The Board of Directors has determined that each of Ms. Singh Cassidy and Messrs. Miller, Nishar, Philips, Rascoff and
Wiesenthal is an “independent director” as defined by the NASDAQ Rules. In making its independence determinations, the Board of
Directors considered the applicable legal standards and any relevant transactions, relationships or arrangements. In addition to the
satisfaction of the director independence requirements set forth in the NASDAQ Rules, members of the Audit Committee and
Compensation Committee have also satisfied separate independence requirements under the current standards imposed by the SEC
and the NASDAQ Rules for audit committee members and by the SEC, NASDAQ Rules and the Internal Revenue Service for
compensation committee members.
Controlled Company Status
On August 27, 2014, the entire beneficial ownership of our common stock and Class B common stock held by Liberty was
transferred to LTRIP. Simultaneously, Liberty, LTRIP’s former parent company, distributed, by means of a dividend, to the holders
of its Liberty Ventures common stock, Liberty’s entire equity interest in LTRIP. We refer to this transaction as the Liberty Spin-
Off. As a result of the Liberty Spin-Off, effective August 27, 2014, LTRIP became a separate, publicly traded company and 100% of
Liberty’s interest in TripAdvisor was held by LTRIP.
As of the record date, LTRIP beneficially owned 18,159,752 shares of our common stock and 12,799,999 shares of our Class B
common stock, which shares constitute 13.9% of the outstanding shares of common stock and 100% of the outstanding shares of Class
B common stock, respectively. Assuming the conversion of all of LTRIP’s shares of Class B common stock into common stock,
LTRIP would beneficially own 21.6% of the outstanding common stock.
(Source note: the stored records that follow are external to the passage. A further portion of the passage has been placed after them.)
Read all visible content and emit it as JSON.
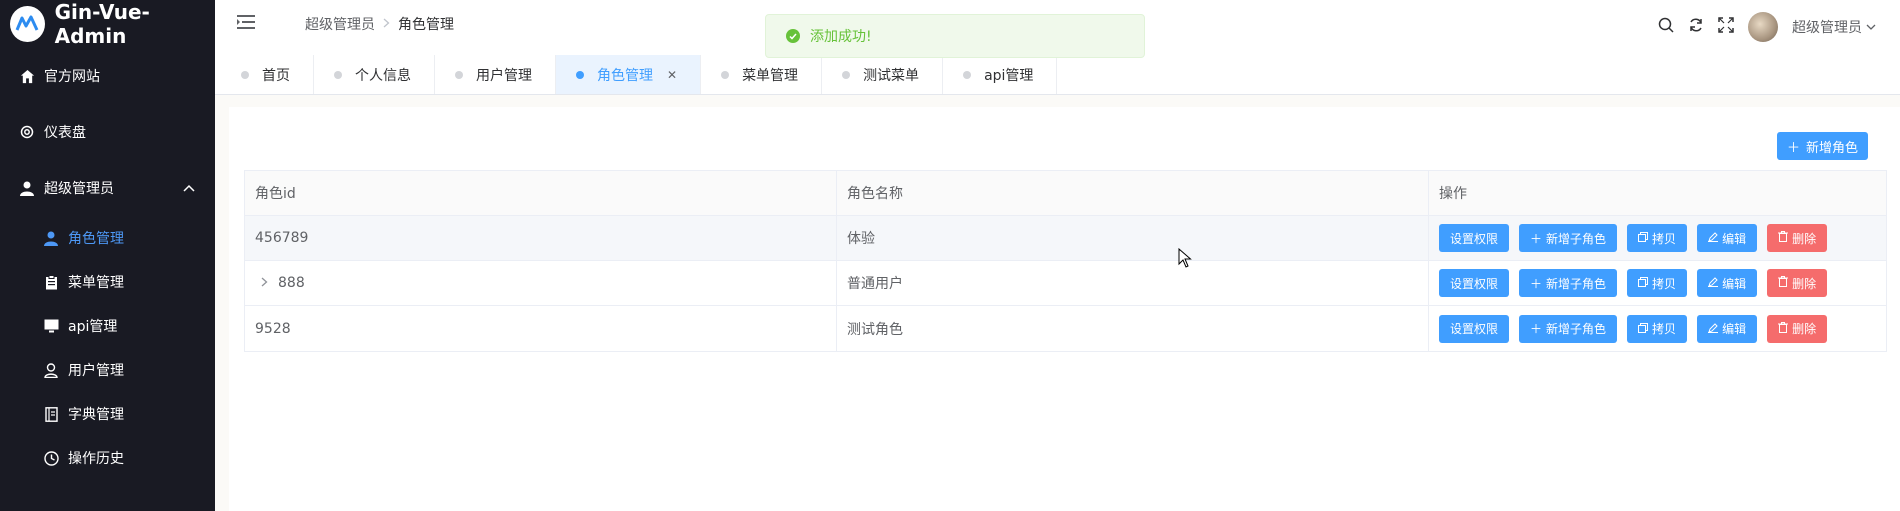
{
  "app": {
    "title": "Gin-Vue-Admin"
  },
  "sidebar": {
    "items": [
      {
        "label": "官方网站",
        "icon": "home-icon"
      },
      {
        "label": "仪表盘",
        "icon": "gear-icon"
      },
      {
        "label": "超级管理员",
        "icon": "user-icon",
        "expanded": true
      }
    ],
    "sub_items": [
      {
        "label": "角色管理",
        "icon": "user-icon",
        "active": true
      },
      {
        "label": "菜单管理",
        "icon": "clipboard-icon"
      },
      {
        "label": "api管理",
        "icon": "monitor-icon"
      },
      {
        "label": "用户管理",
        "icon": "user-outline-icon"
      },
      {
        "label": "字典管理",
        "icon": "notebook-icon"
      },
      {
        "label": "操作历史",
        "icon": "clock-icon"
      }
    ]
  },
  "header": {
    "breadcrumb": [
      "超级管理员",
      "角色管理"
    ],
    "user_name": "超级管理员"
  },
  "toast": {
    "message": "添加成功!",
    "type": "success"
  },
  "tabs": [
    {
      "label": "首页"
    },
    {
      "label": "个人信息"
    },
    {
      "label": "用户管理"
    },
    {
      "label": "角色管理",
      "active": true
    },
    {
      "label": "菜单管理"
    },
    {
      "label": "测试菜单"
    },
    {
      "label": "api管理"
    }
  ],
  "toolbar": {
    "add_role_label": "新增角色"
  },
  "table": {
    "headers": [
      "角色id",
      "角色名称",
      "操作"
    ],
    "rows": [
      {
        "id": "456789",
        "name": "体验"
      },
      {
        "id": "888",
        "name": "普通用户",
        "expandable": true
      },
      {
        "id": "9528",
        "name": "测试角色"
      }
    ],
    "actions": {
      "set_permission": "设置权限",
      "add_child": "新增子角色",
      "copy": "拷贝",
      "edit": "编辑",
      "delete": "删除"
    }
  },
  "colors": {
    "sidebar_bg": "#191a23",
    "primary": "#409eff",
    "danger": "#f56c6c",
    "success": "#67c23a"
  }
}
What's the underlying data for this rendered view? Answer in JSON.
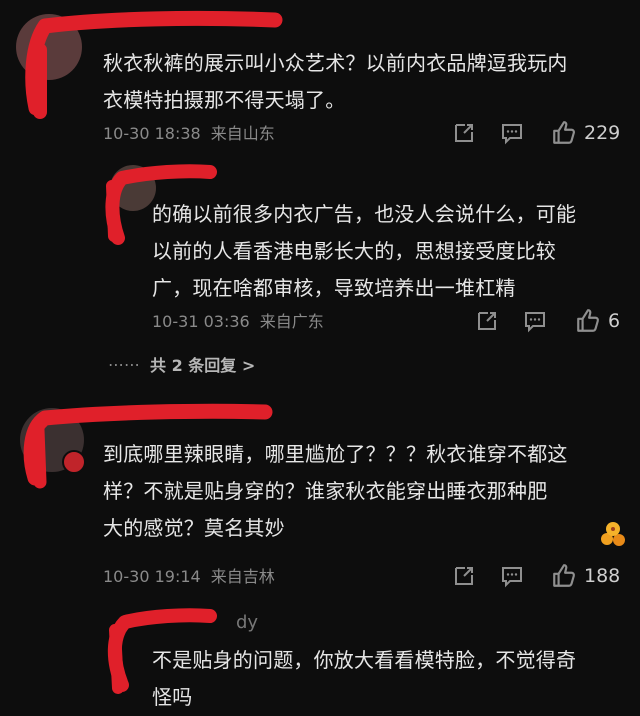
{
  "comments": [
    {
      "text_lines": [
        "秋衣秋裤的展示叫小众艺术？以前内衣品牌逗我玩内",
        "衣模特拍摄那不得天塌了。"
      ],
      "date": "10-30 18:38",
      "location": "来自山东",
      "likes": "229"
    },
    {
      "text_lines": [
        "的确以前很多内衣广告，也没人会说什么，可能",
        "以前的人看香港电影长大的，思想接受度比较",
        "广，现在啥都审核，导致培养出一堆杠精"
      ],
      "date": "10-31 03:36",
      "location": "来自广东",
      "likes": "6"
    },
    {
      "text_lines": [
        "到底哪里辣眼睛，哪里尴尬了？？？秋衣谁穿不都这",
        "样？不就是贴身穿的？谁家秋衣能穿出睡衣那种肥",
        "大的感觉？莫名其妙"
      ],
      "date": "10-30 19:14",
      "location": "来自吉林",
      "likes": "188"
    },
    {
      "username_partial": "dy",
      "text_lines": [
        "不是贴身的问题，你放大看看模特脸，不觉得奇",
        "怪吗"
      ]
    }
  ],
  "replies_more": {
    "dots": "⋯⋯",
    "label": "共 2 条回复 >"
  },
  "colors": {
    "background": "#0d0d0d",
    "redaction": "#e0202a"
  }
}
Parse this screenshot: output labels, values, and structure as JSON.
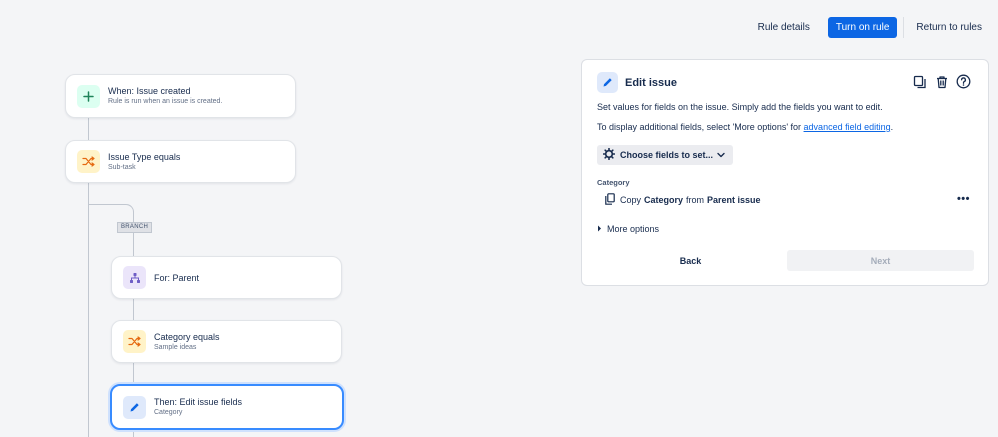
{
  "topbar": {
    "rule_details": "Rule details",
    "turn_on_rule": "Turn on rule",
    "return_to_rules": "Return to rules"
  },
  "flow": {
    "trigger": {
      "title": "When: Issue created",
      "subtitle": "Rule is run when an issue is created.",
      "icon": "plus-icon"
    },
    "condition1": {
      "title": "Issue Type equals",
      "subtitle": "Sub-task",
      "icon": "shuffle-icon"
    },
    "branch_label": "BRANCH",
    "branch_for": {
      "title": "For: Parent",
      "icon": "hierarchy-icon"
    },
    "condition2": {
      "title": "Category equals",
      "subtitle": "Sample ideas",
      "icon": "shuffle-icon"
    },
    "action": {
      "title": "Then: Edit issue fields",
      "subtitle": "Category",
      "icon": "pencil-icon"
    }
  },
  "panel": {
    "title": "Edit issue",
    "description": "Set values for fields on the issue. Simply add the fields you want to edit.",
    "additional_prefix": "To display additional fields, select 'More options' for ",
    "additional_link": "advanced field editing",
    "additional_suffix": ".",
    "choose_fields": "Choose fields to set...",
    "field_label": "Category",
    "copy_prefix": "Copy",
    "copy_field": "Category",
    "copy_from": "from",
    "copy_source": "Parent issue",
    "more_dots": "•••",
    "more_options": "More options",
    "back": "Back",
    "next": "Next"
  },
  "colors": {
    "primary": "#0c66e4",
    "selected_border": "#388bff",
    "green_icon": "#1f845a",
    "orange_icon": "#e56910",
    "purple_icon": "#6e5dc6"
  }
}
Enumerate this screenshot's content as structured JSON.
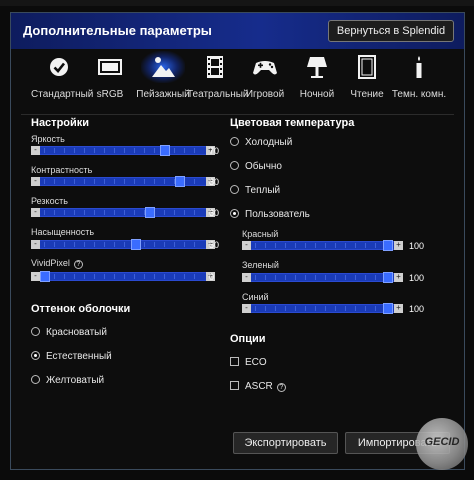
{
  "window": {
    "title": "Дополнительные параметры",
    "back_button": "Вернуться в Splendid"
  },
  "modes": [
    {
      "label": "Стандартный",
      "icon": "check-circle-icon"
    },
    {
      "label": "sRGB",
      "icon": "monitor-icon"
    },
    {
      "label": "Пейзажный",
      "icon": "landscape-icon",
      "active": true
    },
    {
      "label": "Театральный",
      "icon": "film-icon"
    },
    {
      "label": "Игровой",
      "icon": "gamepad-icon"
    },
    {
      "label": "Ночной",
      "icon": "night-lamp-icon"
    },
    {
      "label": "Чтение",
      "icon": "book-icon"
    },
    {
      "label": "Темн. комн.",
      "icon": "candle-icon"
    }
  ],
  "settings": {
    "title": "Настройки",
    "brightness": {
      "label": "Яркость",
      "value": "70"
    },
    "contrast": {
      "label": "Контрастность",
      "value": "80"
    },
    "sharpness": {
      "label": "Резкость",
      "value": "60"
    },
    "saturation": {
      "label": "Насыщенность",
      "value": "50"
    },
    "vividpixel": {
      "label": "VividPixel",
      "value": "0"
    }
  },
  "skin_tone": {
    "title": "Оттенок оболочки",
    "options": [
      "Красноватый",
      "Естественный",
      "Желтоватый"
    ],
    "selected": "Естественный"
  },
  "color_temp": {
    "title": "Цветовая температура",
    "options": [
      "Холодный",
      "Обычно",
      "Теплый",
      "Пользователь"
    ],
    "selected": "Пользователь",
    "red": {
      "label": "Красный",
      "value": "100"
    },
    "green": {
      "label": "Зеленый",
      "value": "100"
    },
    "blue": {
      "label": "Синий",
      "value": "100"
    }
  },
  "options": {
    "title": "Опции",
    "eco": "ECO",
    "ascr": "ASCR"
  },
  "footer": {
    "export": "Экспортировать",
    "import": "Импортировать"
  },
  "watermark": "GECID",
  "colors": {
    "titlebar": "#162c8c",
    "accent": "#2a4ad0",
    "slider_fill": "#1a3bb8"
  }
}
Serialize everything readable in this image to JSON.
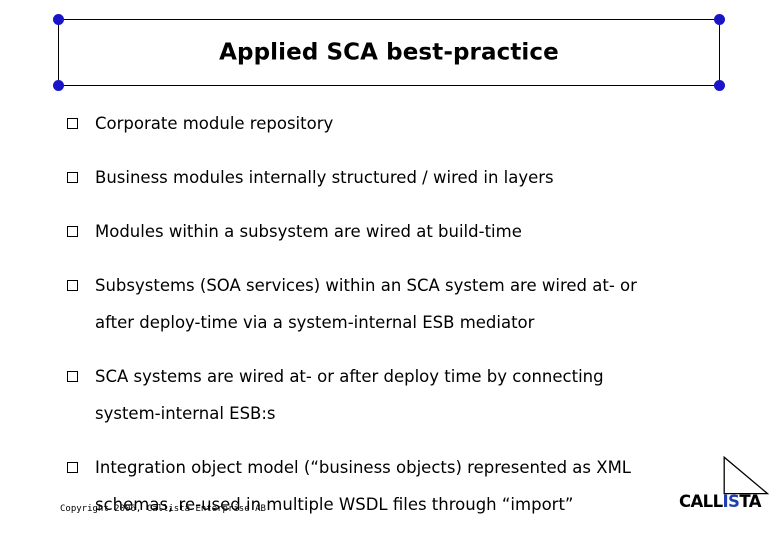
{
  "slide": {
    "background_color": "#ffffff",
    "title": "Applied SCA best-practice",
    "selection_handle_color": "#1a16c8",
    "bullets": [
      {
        "marker": "hollow-square",
        "lines": [
          "Corporate module repository"
        ]
      },
      {
        "marker": "hollow-square",
        "lines": [
          "Business modules internally structured / wired in layers"
        ]
      },
      {
        "marker": "hollow-square",
        "lines": [
          "Modules within a subsystem are wired at build-time"
        ]
      },
      {
        "marker": "hollow-square",
        "lines": [
          "Subsystems (SOA services) within an SCA system are wired at- or",
          "after deploy-time via a system-internal ESB mediator"
        ]
      },
      {
        "marker": "hollow-square",
        "lines": [
          "SCA systems are wired at- or after deploy time by connecting",
          "system-internal ESB:s"
        ]
      },
      {
        "marker": "hollow-square",
        "lines": [
          "Integration object model (“business objects) represented as XML",
          "schemas, re-used in multiple WSDL files through “import”"
        ]
      }
    ]
  },
  "footer": {
    "copyright": "Copyright 2006, Callista Enterprise AB"
  },
  "logo": {
    "name": "callista-logo",
    "word_part_1": "CALL",
    "word_part_2": "IS",
    "word_part_3": "TA",
    "accent_color": "#1f3fb0",
    "text_color": "#000000",
    "mark": "right-triangle"
  }
}
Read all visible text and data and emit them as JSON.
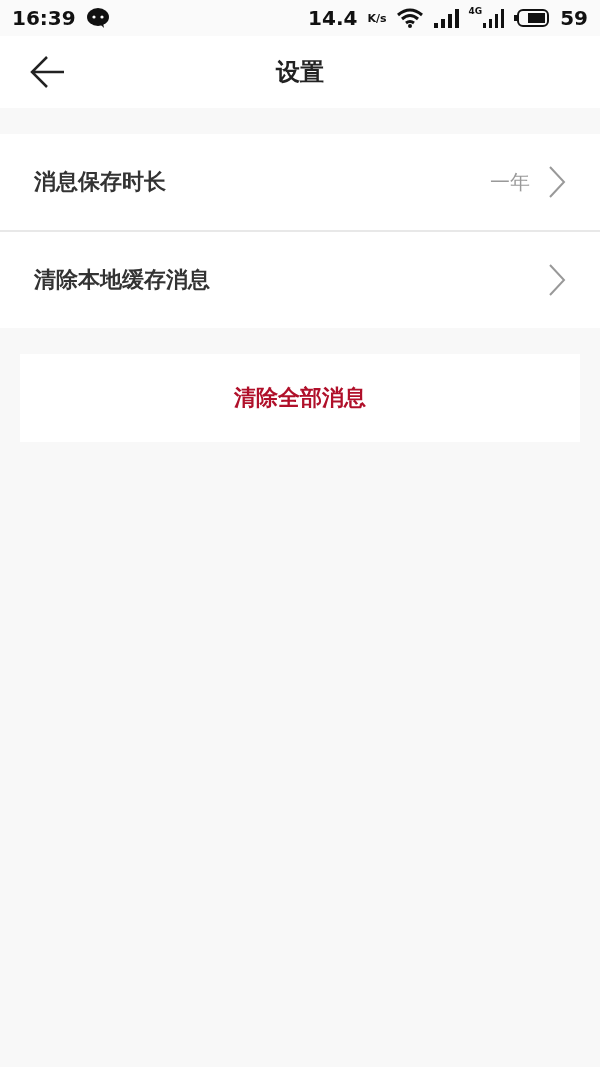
{
  "status_bar": {
    "time": "16:39",
    "speed": "14.4",
    "speed_unit": "K/s",
    "network_label": "4G",
    "battery": "59"
  },
  "header": {
    "title": "设置"
  },
  "rows": [
    {
      "label": "消息保存时长",
      "value": "一年"
    },
    {
      "label": "清除本地缓存消息"
    }
  ],
  "action": {
    "label": "清除全部消息"
  }
}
Because each share of Class B common stock generally is
entitled to ten votes per share and each share of common stock is entitled to one vote per share, LTRIP may be deemed to beneficially
own equity securities representing approximately 56.5% of our voting power. LTRIP has filed a Statement of Beneficial Ownership on
Schedule 13D with respect to its TripAdvisor holdings and related voting arrangements with the SEC.